Tilloclytus conradti

Scientific classification
- Kingdom: Animalia
- Phylum: Arthropoda
- Clade: Pancrustacea
- Class: Insecta
- Order: Coleoptera
- Suborder: Polyphaga
- Infraorder: Cucujiformia
- Family: Cerambycidae
- Genus: Tilloclytus
- Species: T. conradti
- Binomial name: Tilloclytus conradti Bates, 1892

= Tilloclytus conradti =

- Authority: Bates, 1892

Species of beetle

Tilloclytus conradti is a species of longhorn beetle in the Cerambycinae subfamily. It was described by English entomologist Henry Walter Bates in 1892, based on biological specimens collected during late 19th-century scientific expeditions.

==Taxonomy==
The species was first introduced to scientific literature in the Transactions of the Entomological Society of London. Bates placed the species within the tribe Anaglyptini based on its distinct dental and antennal features. The specific epithet conradti honors Leopold Conradt, a prominent naturalist and collector who secured the type specimen from regional wilderness zones.
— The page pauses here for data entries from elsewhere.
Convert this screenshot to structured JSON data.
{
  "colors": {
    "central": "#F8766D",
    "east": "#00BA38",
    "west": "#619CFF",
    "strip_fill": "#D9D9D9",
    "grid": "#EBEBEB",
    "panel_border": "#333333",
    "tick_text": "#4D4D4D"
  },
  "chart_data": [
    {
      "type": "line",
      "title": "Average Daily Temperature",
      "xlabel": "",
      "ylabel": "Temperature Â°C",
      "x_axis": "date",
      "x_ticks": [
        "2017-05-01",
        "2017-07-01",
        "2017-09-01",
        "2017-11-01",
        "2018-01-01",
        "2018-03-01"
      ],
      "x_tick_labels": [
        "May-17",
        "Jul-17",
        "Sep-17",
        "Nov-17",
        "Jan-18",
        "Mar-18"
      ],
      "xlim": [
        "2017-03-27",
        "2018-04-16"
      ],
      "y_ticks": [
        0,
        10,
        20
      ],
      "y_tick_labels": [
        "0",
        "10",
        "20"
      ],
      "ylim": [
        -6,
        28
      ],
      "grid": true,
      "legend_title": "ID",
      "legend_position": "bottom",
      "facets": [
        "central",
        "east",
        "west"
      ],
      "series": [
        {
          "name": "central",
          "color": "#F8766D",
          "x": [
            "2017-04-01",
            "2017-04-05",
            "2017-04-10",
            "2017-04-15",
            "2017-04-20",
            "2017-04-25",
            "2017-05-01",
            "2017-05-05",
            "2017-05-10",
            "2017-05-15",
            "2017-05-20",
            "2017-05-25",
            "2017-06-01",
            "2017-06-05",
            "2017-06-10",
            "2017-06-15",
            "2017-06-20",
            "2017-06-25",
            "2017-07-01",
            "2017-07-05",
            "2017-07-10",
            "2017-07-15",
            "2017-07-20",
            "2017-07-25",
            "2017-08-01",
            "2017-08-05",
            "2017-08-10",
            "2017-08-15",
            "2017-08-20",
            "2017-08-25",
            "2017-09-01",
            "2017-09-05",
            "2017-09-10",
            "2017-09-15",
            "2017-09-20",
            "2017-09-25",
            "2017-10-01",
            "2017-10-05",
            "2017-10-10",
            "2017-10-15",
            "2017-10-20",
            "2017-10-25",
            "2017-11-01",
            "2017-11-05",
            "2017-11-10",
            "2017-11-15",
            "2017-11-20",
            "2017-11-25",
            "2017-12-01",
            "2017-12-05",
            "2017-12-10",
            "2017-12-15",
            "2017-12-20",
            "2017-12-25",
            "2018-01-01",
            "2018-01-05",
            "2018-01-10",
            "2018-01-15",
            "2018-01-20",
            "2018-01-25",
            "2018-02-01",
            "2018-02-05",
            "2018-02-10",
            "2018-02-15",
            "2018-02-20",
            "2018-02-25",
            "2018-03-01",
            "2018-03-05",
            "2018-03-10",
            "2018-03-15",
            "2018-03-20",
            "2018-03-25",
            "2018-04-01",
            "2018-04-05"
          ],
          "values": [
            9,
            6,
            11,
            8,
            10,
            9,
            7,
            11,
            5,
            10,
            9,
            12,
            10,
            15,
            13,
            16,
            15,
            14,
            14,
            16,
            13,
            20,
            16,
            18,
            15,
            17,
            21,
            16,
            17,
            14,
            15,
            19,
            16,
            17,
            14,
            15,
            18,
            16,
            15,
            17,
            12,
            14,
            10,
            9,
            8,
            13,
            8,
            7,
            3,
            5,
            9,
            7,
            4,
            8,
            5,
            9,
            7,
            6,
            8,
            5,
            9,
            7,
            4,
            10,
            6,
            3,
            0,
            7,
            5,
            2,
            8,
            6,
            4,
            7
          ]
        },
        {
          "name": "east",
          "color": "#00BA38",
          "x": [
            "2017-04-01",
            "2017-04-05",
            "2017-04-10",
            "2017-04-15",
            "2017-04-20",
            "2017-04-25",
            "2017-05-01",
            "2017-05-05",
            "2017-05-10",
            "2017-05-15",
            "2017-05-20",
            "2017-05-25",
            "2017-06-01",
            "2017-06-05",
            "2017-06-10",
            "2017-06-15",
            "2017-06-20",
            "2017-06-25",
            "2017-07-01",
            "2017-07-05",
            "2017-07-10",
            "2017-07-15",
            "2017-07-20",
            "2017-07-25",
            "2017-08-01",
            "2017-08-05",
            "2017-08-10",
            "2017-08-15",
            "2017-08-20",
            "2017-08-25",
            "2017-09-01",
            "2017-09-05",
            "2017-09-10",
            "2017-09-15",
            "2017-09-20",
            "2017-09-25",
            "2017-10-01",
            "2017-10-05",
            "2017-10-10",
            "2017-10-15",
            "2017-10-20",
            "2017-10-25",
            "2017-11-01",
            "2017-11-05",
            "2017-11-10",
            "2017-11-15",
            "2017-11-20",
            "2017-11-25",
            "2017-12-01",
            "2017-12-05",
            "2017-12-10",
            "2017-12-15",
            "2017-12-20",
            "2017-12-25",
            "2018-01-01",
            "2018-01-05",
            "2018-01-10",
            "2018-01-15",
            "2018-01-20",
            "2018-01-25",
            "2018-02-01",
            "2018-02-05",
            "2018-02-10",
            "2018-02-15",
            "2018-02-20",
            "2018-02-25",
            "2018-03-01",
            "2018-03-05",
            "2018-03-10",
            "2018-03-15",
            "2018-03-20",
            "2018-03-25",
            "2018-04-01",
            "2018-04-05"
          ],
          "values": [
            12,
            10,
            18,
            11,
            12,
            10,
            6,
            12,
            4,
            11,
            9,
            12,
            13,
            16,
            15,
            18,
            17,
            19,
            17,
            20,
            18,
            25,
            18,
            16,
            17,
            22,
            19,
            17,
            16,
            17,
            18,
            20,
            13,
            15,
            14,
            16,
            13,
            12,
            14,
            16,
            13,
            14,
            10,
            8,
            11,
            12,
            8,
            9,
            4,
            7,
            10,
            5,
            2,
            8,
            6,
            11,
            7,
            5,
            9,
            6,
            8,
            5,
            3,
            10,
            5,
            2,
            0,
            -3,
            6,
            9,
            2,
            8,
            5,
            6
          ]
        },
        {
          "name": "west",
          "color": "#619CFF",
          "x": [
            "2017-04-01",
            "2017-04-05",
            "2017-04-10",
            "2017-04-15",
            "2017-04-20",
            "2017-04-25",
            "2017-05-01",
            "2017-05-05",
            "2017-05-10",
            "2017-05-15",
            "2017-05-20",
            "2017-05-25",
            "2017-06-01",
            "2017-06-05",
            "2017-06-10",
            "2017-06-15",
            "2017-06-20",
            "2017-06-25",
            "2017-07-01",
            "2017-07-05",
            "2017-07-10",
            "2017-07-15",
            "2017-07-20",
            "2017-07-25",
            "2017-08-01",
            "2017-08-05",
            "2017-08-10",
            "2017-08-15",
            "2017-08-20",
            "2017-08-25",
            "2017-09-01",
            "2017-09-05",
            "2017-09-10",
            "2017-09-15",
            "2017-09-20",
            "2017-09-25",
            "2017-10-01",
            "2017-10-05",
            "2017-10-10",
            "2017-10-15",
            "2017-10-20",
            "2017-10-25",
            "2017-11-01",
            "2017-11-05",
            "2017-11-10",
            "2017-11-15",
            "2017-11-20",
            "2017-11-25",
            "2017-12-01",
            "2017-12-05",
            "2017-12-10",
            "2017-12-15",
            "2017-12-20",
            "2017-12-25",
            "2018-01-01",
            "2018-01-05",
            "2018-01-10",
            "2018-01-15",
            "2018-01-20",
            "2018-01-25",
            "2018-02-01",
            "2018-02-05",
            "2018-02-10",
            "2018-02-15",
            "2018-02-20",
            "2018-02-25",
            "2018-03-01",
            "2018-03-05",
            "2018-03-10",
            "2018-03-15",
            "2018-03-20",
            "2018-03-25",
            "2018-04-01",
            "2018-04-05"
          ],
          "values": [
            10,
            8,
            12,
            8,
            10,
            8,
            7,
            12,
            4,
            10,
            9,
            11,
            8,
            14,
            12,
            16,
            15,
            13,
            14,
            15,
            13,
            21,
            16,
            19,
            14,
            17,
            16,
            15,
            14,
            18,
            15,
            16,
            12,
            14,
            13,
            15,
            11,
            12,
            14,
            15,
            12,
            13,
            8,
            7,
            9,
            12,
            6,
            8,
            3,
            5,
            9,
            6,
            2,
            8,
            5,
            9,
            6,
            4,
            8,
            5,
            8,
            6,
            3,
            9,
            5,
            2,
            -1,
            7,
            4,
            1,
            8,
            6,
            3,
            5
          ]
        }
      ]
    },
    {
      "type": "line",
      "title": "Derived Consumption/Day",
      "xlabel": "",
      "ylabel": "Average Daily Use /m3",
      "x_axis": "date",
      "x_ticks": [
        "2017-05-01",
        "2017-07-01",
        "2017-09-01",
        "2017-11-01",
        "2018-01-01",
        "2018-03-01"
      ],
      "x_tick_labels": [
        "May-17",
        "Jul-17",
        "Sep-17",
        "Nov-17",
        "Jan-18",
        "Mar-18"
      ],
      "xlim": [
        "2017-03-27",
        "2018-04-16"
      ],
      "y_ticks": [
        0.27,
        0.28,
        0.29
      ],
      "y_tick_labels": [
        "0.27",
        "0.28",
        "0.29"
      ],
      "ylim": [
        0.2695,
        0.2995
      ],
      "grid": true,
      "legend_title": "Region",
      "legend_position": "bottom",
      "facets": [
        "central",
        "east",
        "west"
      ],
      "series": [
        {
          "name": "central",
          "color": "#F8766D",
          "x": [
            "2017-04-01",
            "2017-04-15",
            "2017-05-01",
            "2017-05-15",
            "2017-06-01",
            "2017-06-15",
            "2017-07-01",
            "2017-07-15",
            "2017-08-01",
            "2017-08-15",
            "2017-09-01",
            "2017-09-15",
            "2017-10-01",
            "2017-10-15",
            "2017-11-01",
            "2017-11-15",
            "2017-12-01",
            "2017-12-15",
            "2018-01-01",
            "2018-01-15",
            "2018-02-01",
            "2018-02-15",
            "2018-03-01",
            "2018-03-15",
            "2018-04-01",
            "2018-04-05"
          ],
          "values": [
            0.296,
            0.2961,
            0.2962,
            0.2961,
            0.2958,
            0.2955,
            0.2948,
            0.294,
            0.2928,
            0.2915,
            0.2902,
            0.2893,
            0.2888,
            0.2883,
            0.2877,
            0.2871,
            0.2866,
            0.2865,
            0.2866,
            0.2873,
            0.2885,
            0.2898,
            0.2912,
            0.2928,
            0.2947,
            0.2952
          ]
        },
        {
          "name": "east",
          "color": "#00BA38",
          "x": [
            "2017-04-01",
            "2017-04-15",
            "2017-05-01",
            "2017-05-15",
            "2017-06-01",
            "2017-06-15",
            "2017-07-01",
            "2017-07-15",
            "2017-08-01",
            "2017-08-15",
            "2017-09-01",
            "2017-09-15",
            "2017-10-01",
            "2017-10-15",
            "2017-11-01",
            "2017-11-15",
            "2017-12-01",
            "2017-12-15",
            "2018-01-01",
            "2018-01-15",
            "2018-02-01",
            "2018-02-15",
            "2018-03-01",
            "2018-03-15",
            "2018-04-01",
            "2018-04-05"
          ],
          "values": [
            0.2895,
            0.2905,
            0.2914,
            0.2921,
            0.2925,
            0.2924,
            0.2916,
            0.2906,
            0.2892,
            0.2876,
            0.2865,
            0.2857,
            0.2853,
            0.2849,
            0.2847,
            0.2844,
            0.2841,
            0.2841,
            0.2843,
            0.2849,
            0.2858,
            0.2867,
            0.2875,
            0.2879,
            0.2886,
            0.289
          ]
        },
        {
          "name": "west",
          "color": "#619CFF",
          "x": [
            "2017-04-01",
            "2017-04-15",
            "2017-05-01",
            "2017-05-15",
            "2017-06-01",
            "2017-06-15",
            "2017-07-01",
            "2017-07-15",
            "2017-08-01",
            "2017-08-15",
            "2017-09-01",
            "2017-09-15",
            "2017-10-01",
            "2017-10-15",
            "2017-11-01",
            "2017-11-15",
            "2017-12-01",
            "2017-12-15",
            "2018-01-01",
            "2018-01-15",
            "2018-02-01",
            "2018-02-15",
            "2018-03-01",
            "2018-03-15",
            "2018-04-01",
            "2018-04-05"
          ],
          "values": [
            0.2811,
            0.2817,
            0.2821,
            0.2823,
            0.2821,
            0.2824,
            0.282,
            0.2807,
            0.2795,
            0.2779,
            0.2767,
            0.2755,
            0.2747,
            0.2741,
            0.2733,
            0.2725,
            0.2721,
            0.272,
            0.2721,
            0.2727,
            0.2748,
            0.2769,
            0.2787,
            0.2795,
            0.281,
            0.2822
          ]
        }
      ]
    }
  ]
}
Over successive generations, the classification has been maintained within the genus Tilloclytus across global longhorn catalogs without undergoing significant major synonymic restructuring.

==Description==
In common with other members of the tribe Anaglyptini, Tilloclytus conradti displays a slender, elongated body plan designed to mimic the appearance of ants, a defensive survival mechanism known as myrmecomorphy. The head is somewhat retracted with prominent, finely faceted compound eyes. Its antennae are elongated and threadlike, functioning as highly sensitive environmental sensory organs. The elytra are hard, protective forewings that cover the abdomen, featuring subtle textural patterns and microscopic hair-like structures or setae characteristic of central American cerambycids.

==Distribution and habitat==
The documented geographic distribution of Tilloclytus conradti is restricted to the tropical forest environments of Guatemala. The primary type specimens were documented in specific sub-montane forest zones where dense vegetation provides optimal foraging and breeding conditions. Larvae are typically wood-boring insects that develop within dead or dying timber branches, playing a vital role in local nutrient cycling by accelerating the decomposition of organic matter in Neotropical ecosystems.